Сейчас, бродя по этой великой свалке, я вдруг почувствовал себя так же, как в том музее. Эти груды мусора тоже хранила в себе историю, только не тех людей, которые жили на земле, а нашу, морских отщепенцев, живущих внутри каменного айсберга. Тут были даже те вещи, которые использовались еще в те далекие времена, когда остов свободно плавал в океане! Он перестал дрейфовать после мощного землетрясения, во время которого всплыл огромный кусок суши, - будущий Огузок, - на которой и наткнулся наш остров. Поначалу все обрадовались прибавлению территории, стали селиться на новой земле. Но вскоре выяснилось, что после войны, которая уничтожила всю сушу, на Огузке собралось столько дряни, что люди не могли на нем выжить: большинство из них умирало от ядовитых концентратов, доселе неизвестных человечеству. Тогда на Огузок стали свозить всякий мусор и преступников, чтобы те этот мусор разбирали и перерабатывали во что-то полезное. Следы от тех поселений сохранились до сих пор, их можно было обнаружить в нижних слоях свалки.
Мне захотелось покопать в этих пластах истории, написать о том, как одни предметы сменяли другие, как мы приспосабливались к жизни на остове... Но сразу же за этим желанием пришло тяжелое осознание того, что я больше никогда ничего не напишу. Именно для этого меня и упрятали на Огузок: я не должен больше писать, не должен ни о чем думать. Мои мысли опасны для людей, так они говорили? Я - бесполезный брак, который мешает человечеству выжить.
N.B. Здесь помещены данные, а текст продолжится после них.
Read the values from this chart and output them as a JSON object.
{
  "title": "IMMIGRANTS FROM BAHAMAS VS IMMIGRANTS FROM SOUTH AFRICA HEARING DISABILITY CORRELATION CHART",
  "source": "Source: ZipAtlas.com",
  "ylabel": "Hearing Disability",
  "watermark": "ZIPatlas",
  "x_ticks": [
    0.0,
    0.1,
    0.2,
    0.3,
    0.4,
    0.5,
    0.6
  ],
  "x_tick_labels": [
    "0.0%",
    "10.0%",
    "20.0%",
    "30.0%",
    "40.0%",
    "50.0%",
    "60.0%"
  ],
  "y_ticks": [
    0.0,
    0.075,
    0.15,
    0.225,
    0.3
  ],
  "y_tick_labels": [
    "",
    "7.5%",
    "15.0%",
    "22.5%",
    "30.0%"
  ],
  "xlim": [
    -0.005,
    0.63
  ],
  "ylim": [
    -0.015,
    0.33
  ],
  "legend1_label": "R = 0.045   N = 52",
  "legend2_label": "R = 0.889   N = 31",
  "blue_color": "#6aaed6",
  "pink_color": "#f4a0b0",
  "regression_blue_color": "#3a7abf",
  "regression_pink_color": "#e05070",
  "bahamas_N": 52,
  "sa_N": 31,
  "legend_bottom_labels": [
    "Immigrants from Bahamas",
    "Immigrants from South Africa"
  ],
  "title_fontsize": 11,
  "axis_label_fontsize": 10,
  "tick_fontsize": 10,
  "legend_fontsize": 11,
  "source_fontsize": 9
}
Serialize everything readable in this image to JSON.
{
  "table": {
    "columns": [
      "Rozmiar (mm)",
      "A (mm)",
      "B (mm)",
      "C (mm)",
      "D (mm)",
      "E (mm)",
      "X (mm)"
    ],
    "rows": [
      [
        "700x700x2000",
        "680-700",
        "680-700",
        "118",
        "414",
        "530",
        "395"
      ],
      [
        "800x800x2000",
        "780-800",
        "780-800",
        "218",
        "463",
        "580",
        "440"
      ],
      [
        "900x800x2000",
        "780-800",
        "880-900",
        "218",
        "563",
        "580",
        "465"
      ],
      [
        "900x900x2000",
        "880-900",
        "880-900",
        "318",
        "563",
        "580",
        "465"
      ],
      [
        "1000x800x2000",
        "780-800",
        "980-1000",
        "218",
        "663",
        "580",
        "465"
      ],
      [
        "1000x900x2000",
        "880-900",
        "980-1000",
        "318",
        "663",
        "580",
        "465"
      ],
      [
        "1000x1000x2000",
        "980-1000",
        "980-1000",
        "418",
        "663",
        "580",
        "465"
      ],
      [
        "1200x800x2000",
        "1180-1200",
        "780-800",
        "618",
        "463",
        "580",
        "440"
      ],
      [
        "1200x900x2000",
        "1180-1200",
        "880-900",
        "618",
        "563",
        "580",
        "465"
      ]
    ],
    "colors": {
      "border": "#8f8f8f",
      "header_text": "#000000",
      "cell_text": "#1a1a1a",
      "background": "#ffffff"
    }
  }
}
Я нашел себе мотыгу и повязку, нашел старое ведро, по запаху нашел кучу гниющей миналии и стал остервенело грести, только чтобы не думать о том, что со мной случилось.
Светло-зеленая жижа, кое-где уже потемневшая от солнца, воняла так, что у меня закружилась голова, но я все равно греб, перемешивая. Едкий запах жег носоглотку, выбивая из головы все мысли.
Закончив с одной кучей, я оставил ее дальше прогреваться на солнце и взялся за другую, потом за третью. Вокруг были другие люди, чьи лица закрывали тряпочные повязки. Они тоже гребли, не обращая внимания ни на что вокруг. Было похоже, что тупая однообразная работа на протяжении многих лет отняла у них интерес к жизни, но мне не было их жаль, я им даже немного завидовал. Среди всех этих людей один Карпуша казался живым: он единственный говорил что-то. Как правило, он орал на лентяев, но зато делал это с особой эмоцией, которая выделяла его среди прочих.